Perhaps the future lies in that store or that fashion show or club or after party that doesn't need a velvet rope or a clipboard or a password to burnish the cachet. I dream of a show or a party where you go because you know and because you know you are welcome. Maybe it is a young designer who nobody else knows but you respond to in an honest way. Perhaps its a place where something like good manners and respect for the audience that has chosen to come explore your work is held in high regard.
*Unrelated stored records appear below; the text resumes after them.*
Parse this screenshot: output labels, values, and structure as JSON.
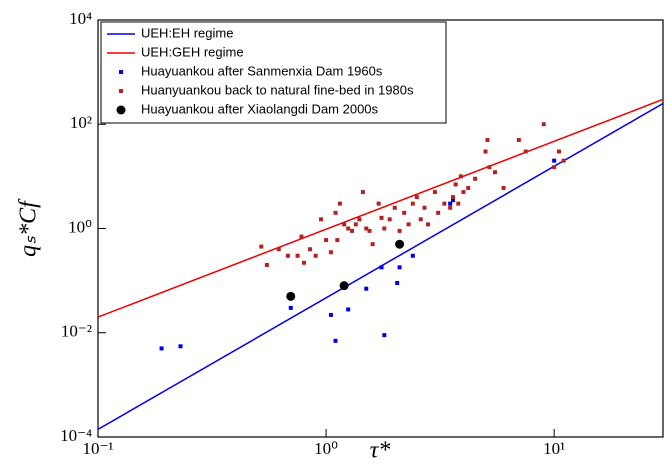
{
  "chart_data": {
    "type": "scatter",
    "xlabel": "τ*",
    "ylabel": "qₛ*Cf",
    "xscale": "log",
    "yscale": "log",
    "xlim": [
      0.1,
      30
    ],
    "ylim": [
      0.0001,
      10000
    ],
    "xticks": [
      {
        "value": 0.1,
        "label": "10⁻¹"
      },
      {
        "value": 1,
        "label": "10⁰"
      },
      {
        "value": 10,
        "label": "10¹"
      }
    ],
    "yticks": [
      {
        "value": 0.0001,
        "label": "10⁻⁴"
      },
      {
        "value": 0.01,
        "label": "10⁻²"
      },
      {
        "value": 1,
        "label": "10⁰"
      },
      {
        "value": 100,
        "label": "10²"
      },
      {
        "value": 10000,
        "label": "10⁴"
      }
    ],
    "legend": "upper left",
    "series": [
      {
        "name": "UEH:EH regime",
        "kind": "line",
        "color": "#0000ee",
        "x": [
          0.1,
          30
        ],
        "values": [
          0.00014,
          250
        ]
      },
      {
        "name": "UEH:GEH regime",
        "kind": "line",
        "color": "#ee0000",
        "x": [
          0.1,
          30
        ],
        "values": [
          0.02,
          300
        ]
      },
      {
        "name": "Huayuankou after Sanmenxia Dam 1960s",
        "kind": "scatter",
        "marker": "square",
        "color": "#0000ee",
        "x": [
          0.19,
          0.23,
          0.7,
          1.05,
          1.1,
          1.25,
          1.5,
          1.75,
          1.8,
          2.05,
          2.1,
          2.4,
          3.5,
          3.6,
          10
        ],
        "values": [
          0.005,
          0.0055,
          0.03,
          0.022,
          0.007,
          0.028,
          0.07,
          0.18,
          0.009,
          0.09,
          0.18,
          0.3,
          3,
          3.5,
          20
        ]
      },
      {
        "name": "Huanyuankou back to natural fine-bed in 1980s",
        "kind": "scatter",
        "marker": "square",
        "color": "#b22222",
        "x": [
          0.52,
          0.55,
          0.62,
          0.68,
          0.75,
          0.78,
          0.8,
          0.85,
          0.9,
          0.95,
          1.0,
          1.05,
          1.1,
          1.12,
          1.15,
          1.2,
          1.25,
          1.3,
          1.35,
          1.4,
          1.45,
          1.5,
          1.55,
          1.6,
          1.7,
          1.75,
          1.8,
          1.9,
          2.0,
          2.1,
          2.2,
          2.3,
          2.4,
          2.5,
          2.6,
          2.7,
          2.8,
          3.0,
          3.1,
          3.3,
          3.5,
          3.6,
          3.7,
          3.8,
          3.9,
          4.0,
          4.2,
          4.5,
          5.0,
          5.1,
          5.2,
          5.5,
          6,
          7,
          7.5,
          9,
          10,
          10.5,
          11
        ],
        "values": [
          0.45,
          0.2,
          0.4,
          0.3,
          0.3,
          0.7,
          0.22,
          0.4,
          0.3,
          1.5,
          0.6,
          0.35,
          2,
          0.6,
          3,
          1.2,
          1,
          0.9,
          1.2,
          1.5,
          5,
          1,
          0.9,
          0.5,
          3,
          1.6,
          1,
          1.5,
          2.5,
          0.9,
          2,
          1.2,
          3,
          4,
          1.5,
          2.5,
          1.2,
          5,
          2,
          3,
          2.5,
          4,
          7,
          3,
          10,
          5,
          6,
          9,
          30,
          50,
          15,
          12,
          6,
          50,
          30,
          100,
          15,
          30,
          20
        ]
      },
      {
        "name": "Huayuankou after Xiaolangdi Dam 2000s",
        "kind": "scatter",
        "marker": "circle",
        "color": "#000000",
        "x": [
          0.7,
          1.2,
          2.1
        ],
        "values": [
          0.05,
          0.08,
          0.5
        ]
      }
    ]
  }
}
And when the party is over, some-one says "Thank you for coming".
This is the reason why I still love, in Paris, the cliches like Colette because I always walk out of that venue feeling like someone respected my intelligence, my taste point and my aesthetic concerns. And of course I inevitably walk out with a bag filled with books and magazines and on this trip, a limited edition matte black watch which I really ought not to have bought. But I was seduced by the immaculate way in which it was displayed and the enthusiasm of the salesman. I like this open-minded brand of exclusivity and that might be very well be the key to survival for a lot of companies in the coming months. Inclusion or exclusion? How about synthesis.

True!
Reading your blog Wayne makes me feel relieved: we really have intelligent people in the fashion business. Thank you for always sharing your deepest thoughts in this not-so-cool-anymore fashion world. Your words are the best therapy to me
Congratulations once again!
PS: Everytime i go to Paris i have to pay a visit to Colette too! And i also end up with more than what i initially wanted! Cant help but buy, their staff is just superb!
TRUE THAT AND WORD
AS SOMEONE WHO KNOW WHATS UP, BUT NO TIN THAT INNCER CIRCLE...I THINK GUY NAILS IT..TRULY, ON THE HEAD. SERIOUS PROPS TP WAYNE FOR POSTING THIS....EXCLUSIVITY IN FASHION WAS ALWAYS A PERK...US INSIDERS KI KI YING OVER SHIT..BUT NOW, A QUEEN IN NEPAL CAN KNOW WHICH BITCH IS GIRL 1 AT MARC..AND WHICH FRONT ROWERS GASP AT TIRED INNOVATION.\\WAYNE, J DORE
This line says it all:
Maybe it is a young designer who nobody else knows but you respond to in an honest way.
^that about sums up exactly what is missing in today's culture. Not only in fashion, in all "highbrow" aesthetics. Call it the Hipster Condition. These new consumers invest themselves solely in the product, not the ideas or cultural standpoint of the person who made it.